I have trained hundreds of employees in my lifetime. Some were good, some were terrible, and some had that unique combination of charisma and talent. Those were the employees I most loved, and who also caused the most anguish. Why? Because I knew my time with them was fleeting. From the moment their training began it was evident their abilities would quickly take them on to bigger and better things. I would have to see them off, and I hated it. Try as I might, I couldn’t deny my fondness. They mattered.
I have also had many close friends who, for one reason or another, moved away. In the age of Facebook and texting, friends are never truly out of your life but they’re also not always present. They are no longer sitting on your sofa sipping coffee or meeting you at a park to go sledding with the kids. They aren’t coming over for barbecues and can’t meet you for lunch tomorrow to hash out the latest life challenge. They left, and it hurt. It still hurts.
Experience with attachment and loss can make a person bitter, or at the very least over-cautious. I used to find myself holding back with new people. I didn’t want to like them or get too close too fast, because…who knows? They might decide to move away on me (and it’s all about me, after all). The connection we make and the bonds we build might get left by the wayside. Wasted time. Isn’t it just easier not to?
I once heard a man discuss why he turned away from being a Cincinnati Bengals fan. Year after year of having his heart broken had done him in. He was tired of having his emotions dashed by a team that didn’t seem to care enough about him to win. He still loved football, so he decided to enjoy the game but avoid loyalty to a particular team. He wasn’t going to be let down again.
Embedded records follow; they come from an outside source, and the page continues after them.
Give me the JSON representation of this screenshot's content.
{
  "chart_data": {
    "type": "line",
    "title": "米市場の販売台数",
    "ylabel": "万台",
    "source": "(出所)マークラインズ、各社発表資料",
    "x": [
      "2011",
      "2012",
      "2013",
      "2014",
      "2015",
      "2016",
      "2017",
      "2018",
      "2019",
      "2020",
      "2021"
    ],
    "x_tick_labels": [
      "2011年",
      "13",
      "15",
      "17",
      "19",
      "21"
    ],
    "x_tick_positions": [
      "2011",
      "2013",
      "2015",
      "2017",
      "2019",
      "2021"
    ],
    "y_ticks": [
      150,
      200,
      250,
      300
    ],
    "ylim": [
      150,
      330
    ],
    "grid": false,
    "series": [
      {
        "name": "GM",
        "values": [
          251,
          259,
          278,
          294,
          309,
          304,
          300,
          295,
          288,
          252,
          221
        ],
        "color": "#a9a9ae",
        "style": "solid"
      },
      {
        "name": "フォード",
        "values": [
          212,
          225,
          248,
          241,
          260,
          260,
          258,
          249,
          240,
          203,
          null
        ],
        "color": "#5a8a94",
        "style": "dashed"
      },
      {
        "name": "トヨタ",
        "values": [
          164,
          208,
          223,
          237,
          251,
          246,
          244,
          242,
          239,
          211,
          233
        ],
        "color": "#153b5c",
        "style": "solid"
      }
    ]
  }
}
Self-preservation: The easy option.
But there is another option to consider.
Option two is to love: Love the one you’re with (so to speak). Not in a free-love, Crosby, Stills, and Nash kind of way, but in a Jesus-said-so kind of way. Christ called it the second greatest commandment – love your neighbor. We may feel it’s more about loving strangers than people we see every day. It’s easy to love on a stranger once in a while, or to help out a person in need. It’s much harder to let a person into the deep places of your heart. There is risk there. If I get too close to this person – if I love them and tell them my struggles, and share my testimony over coffee, or let our kids get close – they might just up and move away someday. It’s happened before.
If I train this employee and bleed out all of my experience and invest in their success, will they take it and run off? They might even compete with me in the future. Why would I do that? Why would I want to build-up a stranger to succeed when it may end up costing me in the end? Why waste my time?
I’ve come to learn that God places people in our lives for a season, and seasons are always changing. As much as we’d like stability, for the landscape to preserve its initial glow, and for the music we love to play on indefinitely, it’s not reality. It will change. It needs to.
Today we have the opportunity to make a difference in the lives of others. We are asked to gear up and risk the heartache. We have a choice whether or not to engage with others or mind our own business. If we choose the former, we might get burned. We might fall in love with people who could care less. Those we get close to might move on and never come back. Will we love them anyway?
Love the person in front of you, and then love the person behind them, and behind them. It’s hard – so hard, but which is harder: Loving everyone, or never loving again?